I've heard it said that "there is a little bit of us in every character we create".
I think it's true.
HIt it on the head again, Damyanti–I think every writer does this, borrow from personal experience, in order to tell a story that might have nothing to do with reality–theirs, or otherwise. We create characters that are nothing like us, but if they have even a modest bit of humanity in them, it is *ours*–for who else's do we know so intimately? Observing behaviour–ours or others'–plus imagination and the willingness to step out there into the unknown and make it yours–yep, that's what makes great fiction.
Someone, can't remember who right now, said something to the extent of "through fiction we arrive at truth." It's true–the greatest books we've read, those that have touched us in intimate and ultra-profound ways, do so because they help us arrive at a moment of truth: they part the veil of reality's trappings and let us see under it, to a rock-solid and incontestable fact that previously eluded us in some way.

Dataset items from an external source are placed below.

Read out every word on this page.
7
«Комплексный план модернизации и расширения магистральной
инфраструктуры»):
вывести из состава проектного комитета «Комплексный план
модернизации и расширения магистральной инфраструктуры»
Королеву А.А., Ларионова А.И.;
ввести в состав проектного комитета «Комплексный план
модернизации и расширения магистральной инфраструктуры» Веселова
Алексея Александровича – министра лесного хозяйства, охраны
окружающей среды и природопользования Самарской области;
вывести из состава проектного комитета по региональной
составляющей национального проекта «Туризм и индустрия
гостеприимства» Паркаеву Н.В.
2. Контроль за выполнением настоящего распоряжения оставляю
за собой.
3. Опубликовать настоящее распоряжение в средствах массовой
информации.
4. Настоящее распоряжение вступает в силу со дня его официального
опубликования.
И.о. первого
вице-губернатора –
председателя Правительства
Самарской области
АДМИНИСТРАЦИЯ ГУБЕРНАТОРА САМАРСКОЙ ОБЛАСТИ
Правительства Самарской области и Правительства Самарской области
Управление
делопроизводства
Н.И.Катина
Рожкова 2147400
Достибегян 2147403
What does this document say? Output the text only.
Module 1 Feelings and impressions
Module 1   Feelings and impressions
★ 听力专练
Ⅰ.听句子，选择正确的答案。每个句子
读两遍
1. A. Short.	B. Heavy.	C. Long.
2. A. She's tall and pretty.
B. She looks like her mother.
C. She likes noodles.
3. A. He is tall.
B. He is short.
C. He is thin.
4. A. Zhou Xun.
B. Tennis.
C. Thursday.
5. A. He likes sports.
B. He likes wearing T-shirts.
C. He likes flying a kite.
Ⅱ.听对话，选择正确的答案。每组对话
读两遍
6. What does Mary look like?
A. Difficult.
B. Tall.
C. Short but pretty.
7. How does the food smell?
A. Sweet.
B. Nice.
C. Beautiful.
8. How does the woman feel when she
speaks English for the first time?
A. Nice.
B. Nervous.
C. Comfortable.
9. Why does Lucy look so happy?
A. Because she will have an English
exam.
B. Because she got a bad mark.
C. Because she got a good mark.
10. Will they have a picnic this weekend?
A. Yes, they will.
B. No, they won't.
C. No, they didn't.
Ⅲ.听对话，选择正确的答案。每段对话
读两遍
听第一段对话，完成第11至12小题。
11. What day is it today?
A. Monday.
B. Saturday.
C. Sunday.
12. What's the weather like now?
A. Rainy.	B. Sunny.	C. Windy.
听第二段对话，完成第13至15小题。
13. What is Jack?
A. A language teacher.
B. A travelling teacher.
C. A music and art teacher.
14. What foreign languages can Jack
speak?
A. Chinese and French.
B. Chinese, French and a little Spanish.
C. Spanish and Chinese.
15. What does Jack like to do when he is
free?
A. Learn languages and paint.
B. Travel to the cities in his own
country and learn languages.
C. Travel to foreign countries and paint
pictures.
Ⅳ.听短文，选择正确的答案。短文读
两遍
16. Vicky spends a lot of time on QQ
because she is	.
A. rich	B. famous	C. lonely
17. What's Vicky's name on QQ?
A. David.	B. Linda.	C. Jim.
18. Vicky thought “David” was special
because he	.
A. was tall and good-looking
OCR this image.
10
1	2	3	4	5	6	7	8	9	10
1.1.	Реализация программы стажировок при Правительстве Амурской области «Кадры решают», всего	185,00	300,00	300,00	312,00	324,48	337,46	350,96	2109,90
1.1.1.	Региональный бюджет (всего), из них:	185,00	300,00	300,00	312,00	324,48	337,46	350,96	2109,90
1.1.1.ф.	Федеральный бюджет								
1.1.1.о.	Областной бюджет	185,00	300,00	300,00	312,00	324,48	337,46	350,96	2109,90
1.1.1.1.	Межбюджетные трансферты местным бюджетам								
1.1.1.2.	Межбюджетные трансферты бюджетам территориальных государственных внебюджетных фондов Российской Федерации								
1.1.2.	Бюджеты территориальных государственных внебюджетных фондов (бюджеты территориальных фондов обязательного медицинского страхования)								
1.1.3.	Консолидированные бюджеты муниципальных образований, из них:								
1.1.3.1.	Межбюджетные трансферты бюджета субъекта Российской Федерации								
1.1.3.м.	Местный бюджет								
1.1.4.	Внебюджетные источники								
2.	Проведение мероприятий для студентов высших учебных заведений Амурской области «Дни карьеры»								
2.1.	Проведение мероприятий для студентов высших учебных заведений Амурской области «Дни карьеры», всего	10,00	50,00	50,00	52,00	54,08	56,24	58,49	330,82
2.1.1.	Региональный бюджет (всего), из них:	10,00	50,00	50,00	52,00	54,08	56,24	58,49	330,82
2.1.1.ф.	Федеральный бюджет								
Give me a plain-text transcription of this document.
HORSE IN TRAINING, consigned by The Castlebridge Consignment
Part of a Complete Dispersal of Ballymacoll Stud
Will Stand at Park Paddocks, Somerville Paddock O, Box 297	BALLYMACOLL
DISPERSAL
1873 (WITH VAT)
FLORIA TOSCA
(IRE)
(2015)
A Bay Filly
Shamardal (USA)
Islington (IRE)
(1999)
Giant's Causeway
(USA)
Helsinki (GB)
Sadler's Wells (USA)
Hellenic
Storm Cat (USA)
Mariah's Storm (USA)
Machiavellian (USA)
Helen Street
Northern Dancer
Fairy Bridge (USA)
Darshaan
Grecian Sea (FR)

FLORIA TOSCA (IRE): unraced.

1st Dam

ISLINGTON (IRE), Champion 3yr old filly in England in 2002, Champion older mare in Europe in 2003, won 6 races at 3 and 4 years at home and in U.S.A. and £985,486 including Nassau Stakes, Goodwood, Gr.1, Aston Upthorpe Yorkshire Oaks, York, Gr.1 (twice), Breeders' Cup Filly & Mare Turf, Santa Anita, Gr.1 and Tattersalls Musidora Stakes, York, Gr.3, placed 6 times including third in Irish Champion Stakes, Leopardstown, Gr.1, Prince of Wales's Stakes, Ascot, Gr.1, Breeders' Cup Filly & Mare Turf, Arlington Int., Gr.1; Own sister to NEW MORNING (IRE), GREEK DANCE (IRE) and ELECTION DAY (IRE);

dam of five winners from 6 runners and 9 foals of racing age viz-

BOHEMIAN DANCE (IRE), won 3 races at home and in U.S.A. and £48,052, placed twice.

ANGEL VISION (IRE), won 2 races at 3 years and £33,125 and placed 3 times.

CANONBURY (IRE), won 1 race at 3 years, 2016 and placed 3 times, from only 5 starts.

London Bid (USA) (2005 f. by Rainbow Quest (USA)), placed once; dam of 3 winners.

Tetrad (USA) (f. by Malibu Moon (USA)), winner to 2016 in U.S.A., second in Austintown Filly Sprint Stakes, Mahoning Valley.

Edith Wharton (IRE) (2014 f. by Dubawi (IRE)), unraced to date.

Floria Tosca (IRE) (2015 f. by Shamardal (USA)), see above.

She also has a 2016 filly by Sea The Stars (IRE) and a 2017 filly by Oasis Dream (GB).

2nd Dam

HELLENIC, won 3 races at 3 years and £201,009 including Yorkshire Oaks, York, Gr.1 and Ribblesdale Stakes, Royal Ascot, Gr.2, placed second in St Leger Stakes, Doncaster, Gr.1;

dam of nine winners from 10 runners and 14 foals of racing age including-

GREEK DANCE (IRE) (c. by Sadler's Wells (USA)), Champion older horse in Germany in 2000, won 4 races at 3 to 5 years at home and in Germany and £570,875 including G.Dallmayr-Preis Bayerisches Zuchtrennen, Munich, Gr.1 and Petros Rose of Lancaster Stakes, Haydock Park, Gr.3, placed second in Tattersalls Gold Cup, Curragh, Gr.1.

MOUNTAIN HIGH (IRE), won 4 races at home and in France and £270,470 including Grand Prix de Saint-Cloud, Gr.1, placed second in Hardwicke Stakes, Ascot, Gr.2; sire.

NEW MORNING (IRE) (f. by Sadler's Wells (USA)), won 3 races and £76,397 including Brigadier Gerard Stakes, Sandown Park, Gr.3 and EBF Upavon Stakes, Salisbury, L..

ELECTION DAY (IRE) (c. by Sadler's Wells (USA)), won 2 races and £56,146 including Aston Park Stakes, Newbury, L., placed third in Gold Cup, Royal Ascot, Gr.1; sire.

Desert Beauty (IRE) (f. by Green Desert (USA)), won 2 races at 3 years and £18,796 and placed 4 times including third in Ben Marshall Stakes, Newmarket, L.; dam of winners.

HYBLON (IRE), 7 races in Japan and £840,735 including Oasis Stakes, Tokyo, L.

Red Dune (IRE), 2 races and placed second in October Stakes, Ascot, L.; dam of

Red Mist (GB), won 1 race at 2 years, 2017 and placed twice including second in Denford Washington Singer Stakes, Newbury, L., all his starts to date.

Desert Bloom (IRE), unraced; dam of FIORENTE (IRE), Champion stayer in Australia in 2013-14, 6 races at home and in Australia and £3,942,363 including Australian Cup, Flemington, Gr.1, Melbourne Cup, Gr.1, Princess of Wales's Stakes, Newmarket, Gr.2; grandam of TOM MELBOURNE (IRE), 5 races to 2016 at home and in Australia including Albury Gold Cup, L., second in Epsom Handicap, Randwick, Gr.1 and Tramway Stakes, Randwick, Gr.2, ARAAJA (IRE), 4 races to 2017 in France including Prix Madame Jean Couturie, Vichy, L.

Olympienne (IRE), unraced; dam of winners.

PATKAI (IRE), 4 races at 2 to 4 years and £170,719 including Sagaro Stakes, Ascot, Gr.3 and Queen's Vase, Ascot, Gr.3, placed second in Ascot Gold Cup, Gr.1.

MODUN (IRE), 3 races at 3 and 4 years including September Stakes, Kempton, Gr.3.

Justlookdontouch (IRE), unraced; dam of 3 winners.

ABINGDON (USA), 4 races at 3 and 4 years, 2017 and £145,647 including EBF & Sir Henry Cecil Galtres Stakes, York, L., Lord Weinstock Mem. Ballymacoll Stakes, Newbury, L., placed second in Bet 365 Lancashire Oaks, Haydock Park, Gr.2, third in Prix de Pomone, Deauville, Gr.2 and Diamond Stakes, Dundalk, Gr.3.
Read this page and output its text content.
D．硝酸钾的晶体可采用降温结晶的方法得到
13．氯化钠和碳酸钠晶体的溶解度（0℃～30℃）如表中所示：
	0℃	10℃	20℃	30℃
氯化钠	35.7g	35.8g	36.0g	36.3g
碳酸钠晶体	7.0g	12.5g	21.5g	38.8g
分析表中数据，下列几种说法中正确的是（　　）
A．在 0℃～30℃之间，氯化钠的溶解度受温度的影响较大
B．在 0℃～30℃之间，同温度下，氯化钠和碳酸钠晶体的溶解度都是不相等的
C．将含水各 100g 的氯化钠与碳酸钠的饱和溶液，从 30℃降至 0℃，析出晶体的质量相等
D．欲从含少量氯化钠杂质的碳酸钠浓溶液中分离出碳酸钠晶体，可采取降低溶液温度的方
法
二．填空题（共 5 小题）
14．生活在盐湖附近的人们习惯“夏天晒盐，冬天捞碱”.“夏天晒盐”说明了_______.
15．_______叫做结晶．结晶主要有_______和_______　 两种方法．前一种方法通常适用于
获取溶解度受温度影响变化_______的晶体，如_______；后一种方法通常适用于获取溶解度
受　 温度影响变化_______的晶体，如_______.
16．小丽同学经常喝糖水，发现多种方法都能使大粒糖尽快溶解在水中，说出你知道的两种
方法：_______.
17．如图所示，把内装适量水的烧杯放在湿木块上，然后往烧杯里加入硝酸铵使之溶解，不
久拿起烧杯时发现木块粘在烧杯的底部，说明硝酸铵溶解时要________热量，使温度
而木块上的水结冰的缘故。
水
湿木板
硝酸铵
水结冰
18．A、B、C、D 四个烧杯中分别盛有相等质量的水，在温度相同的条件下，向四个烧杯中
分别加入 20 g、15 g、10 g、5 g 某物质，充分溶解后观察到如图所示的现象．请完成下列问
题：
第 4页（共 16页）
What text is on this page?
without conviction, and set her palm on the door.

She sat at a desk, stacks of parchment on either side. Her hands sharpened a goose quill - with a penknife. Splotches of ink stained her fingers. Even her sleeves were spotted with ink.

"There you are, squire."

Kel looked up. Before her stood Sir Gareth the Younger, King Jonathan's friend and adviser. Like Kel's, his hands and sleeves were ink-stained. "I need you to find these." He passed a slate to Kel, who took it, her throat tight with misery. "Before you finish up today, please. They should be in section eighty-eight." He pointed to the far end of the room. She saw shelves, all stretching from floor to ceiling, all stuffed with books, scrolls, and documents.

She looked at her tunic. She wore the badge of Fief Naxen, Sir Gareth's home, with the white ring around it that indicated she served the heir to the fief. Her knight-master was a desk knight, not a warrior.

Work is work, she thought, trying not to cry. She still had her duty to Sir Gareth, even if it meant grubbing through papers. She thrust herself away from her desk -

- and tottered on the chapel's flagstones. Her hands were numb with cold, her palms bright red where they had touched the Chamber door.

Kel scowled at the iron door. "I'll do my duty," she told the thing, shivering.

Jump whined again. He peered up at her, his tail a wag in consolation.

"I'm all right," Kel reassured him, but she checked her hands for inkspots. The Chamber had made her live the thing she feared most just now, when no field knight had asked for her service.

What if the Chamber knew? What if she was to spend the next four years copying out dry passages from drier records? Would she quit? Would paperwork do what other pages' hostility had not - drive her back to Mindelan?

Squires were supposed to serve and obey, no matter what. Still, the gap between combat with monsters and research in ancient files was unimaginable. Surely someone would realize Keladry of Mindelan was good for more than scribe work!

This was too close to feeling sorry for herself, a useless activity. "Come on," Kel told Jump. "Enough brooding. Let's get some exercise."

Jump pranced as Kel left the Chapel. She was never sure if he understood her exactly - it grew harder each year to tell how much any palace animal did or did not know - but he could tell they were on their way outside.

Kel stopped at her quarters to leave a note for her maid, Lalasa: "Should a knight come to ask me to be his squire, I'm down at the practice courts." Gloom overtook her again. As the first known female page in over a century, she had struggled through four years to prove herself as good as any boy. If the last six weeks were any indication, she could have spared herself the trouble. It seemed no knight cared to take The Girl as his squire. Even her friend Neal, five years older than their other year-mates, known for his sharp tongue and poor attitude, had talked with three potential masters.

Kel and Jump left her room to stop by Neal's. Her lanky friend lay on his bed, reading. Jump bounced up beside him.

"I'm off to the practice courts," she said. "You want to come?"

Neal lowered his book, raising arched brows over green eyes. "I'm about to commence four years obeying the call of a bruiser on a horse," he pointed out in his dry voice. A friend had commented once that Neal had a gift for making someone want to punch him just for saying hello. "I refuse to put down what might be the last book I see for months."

So–yes, we take truth–fact, history–and mold it into something new, but in order for it to be successful, it's not a dressing-up–it's a dressing-down.
Great post, Damyanti!
Great post! Love Atwood's quote. I don't think a writer is undressing in public, nor do I think a writer can create a character without some insight gained either from personal experience or that of another. The old story goes, when someone asked a wise man, "What is wisdom?" he replied, "The sum total of your life's experiences." I'm definitely in my first person Louisiana stories. Parts of me – and others I've encountered – sprinkle the fictitious stories. What the writer controls is Where?
I find that there are traces of my life experiences in my writing. Not enough to pick out one characteristic or plot detail, but it happens.
There's a lot of truth to that, although I think I drew just as much from all the movies I've watched as my own experience. As for my characters, they certainly aren't me, so I don't know where they came from.